Humans don’t belong there at all. We must go there to confront the seal killers, to film what they do, to report their indefensible acts of unspeakable cruelty to the world, to witness their despicable acts that violate the International Seal Protection Act. We see an entire world of white turn to red as the seals’ blood runs across the ice. There are suddenly carcasses everywhere as the babies are killed with the blunt or sharp ends of the Hak-a-piks, and stomped, kicked more than once, sometimes six times or so with the sealers’ cleated boots.
During the hunt, I found myself running from the Royal Canadian Mounted Police. They’re there on the ice to protect seal killers, not seals. I had video evidence, and I didn’t want them to seize it. But they tackled me and knocked me to my stomach. I lay there, practicing passive resistance, my arms held behind my back. And as I turned my head, there, just two or three meters away, was a pup. I was so close to her, and her eyes and my eyes were linked together. I do believe she knew the difference, she knew I was not a sealer. As long as I lay there, she was safe.

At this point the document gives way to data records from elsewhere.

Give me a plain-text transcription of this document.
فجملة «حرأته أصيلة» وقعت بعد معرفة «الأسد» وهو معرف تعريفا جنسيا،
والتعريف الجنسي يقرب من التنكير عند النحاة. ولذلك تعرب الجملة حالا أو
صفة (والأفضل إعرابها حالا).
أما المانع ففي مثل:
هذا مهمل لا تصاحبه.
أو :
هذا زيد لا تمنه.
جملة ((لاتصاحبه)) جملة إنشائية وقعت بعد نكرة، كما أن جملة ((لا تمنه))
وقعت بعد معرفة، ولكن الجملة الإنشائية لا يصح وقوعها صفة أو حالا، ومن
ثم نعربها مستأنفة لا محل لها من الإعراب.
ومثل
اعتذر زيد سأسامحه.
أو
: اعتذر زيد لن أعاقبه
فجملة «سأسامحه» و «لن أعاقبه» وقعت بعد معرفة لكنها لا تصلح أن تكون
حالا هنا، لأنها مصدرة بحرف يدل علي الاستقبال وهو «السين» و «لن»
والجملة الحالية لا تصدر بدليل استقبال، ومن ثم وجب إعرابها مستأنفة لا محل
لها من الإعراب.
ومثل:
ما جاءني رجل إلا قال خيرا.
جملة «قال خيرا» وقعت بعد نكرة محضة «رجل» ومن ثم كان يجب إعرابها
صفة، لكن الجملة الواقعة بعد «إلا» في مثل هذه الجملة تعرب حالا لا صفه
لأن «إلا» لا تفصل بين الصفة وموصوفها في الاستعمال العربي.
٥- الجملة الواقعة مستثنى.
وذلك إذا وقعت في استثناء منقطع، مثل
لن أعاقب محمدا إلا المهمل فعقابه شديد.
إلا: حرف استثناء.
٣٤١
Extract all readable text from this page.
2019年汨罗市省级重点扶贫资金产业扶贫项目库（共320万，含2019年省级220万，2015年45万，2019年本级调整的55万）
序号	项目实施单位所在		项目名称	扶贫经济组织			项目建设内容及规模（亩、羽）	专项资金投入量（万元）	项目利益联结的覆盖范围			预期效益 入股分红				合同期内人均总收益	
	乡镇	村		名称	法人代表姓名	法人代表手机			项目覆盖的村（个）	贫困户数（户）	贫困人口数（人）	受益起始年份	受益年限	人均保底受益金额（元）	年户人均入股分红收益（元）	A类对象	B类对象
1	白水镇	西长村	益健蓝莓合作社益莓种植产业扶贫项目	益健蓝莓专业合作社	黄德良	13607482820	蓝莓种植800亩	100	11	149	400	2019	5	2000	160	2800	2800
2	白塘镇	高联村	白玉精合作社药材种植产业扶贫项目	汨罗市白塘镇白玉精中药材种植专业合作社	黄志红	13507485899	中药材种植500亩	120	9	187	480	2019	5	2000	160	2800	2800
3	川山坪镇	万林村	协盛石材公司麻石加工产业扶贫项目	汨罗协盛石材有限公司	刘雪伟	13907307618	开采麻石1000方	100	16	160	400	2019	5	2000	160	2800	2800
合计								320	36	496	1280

On a good day, we can stop sealing, but the hunt is massive, and they keep coming back. When I know I have saved a seal, it is an extremely personal experience. I don’t care then if I am locked up for years! We’re often assaulted, but we have to stand our ground. Our clients are the marine animals who have no way to fight for their lives; no power. I think Captain Watson (founder of the Sea Shepherd Conservation Society and founding director of Greenpeace Foundation) speaks for all of us, whether we are on the ice floes or the high seas. When he was challenged about sinking an empty whaling vessel in Iceland, he said, “The hell with you. I didn’t do it for you. I did it for the whales. Find me a whale who would disagree and I’ll stop.” These sea animals have real intelligence, which means they absolutely want to live in harmony with the world. Even the “stupidest” of animals wants that. Captain Watson was once confronted by a whaling boat captain who told him that the reason it is acceptable for human beings to slaughter these magnificent mammals is because “we” have moral reason and intelligence. Captain Watson just stared at him. What is the good of reason and intelligence if all you do is use it to harm others?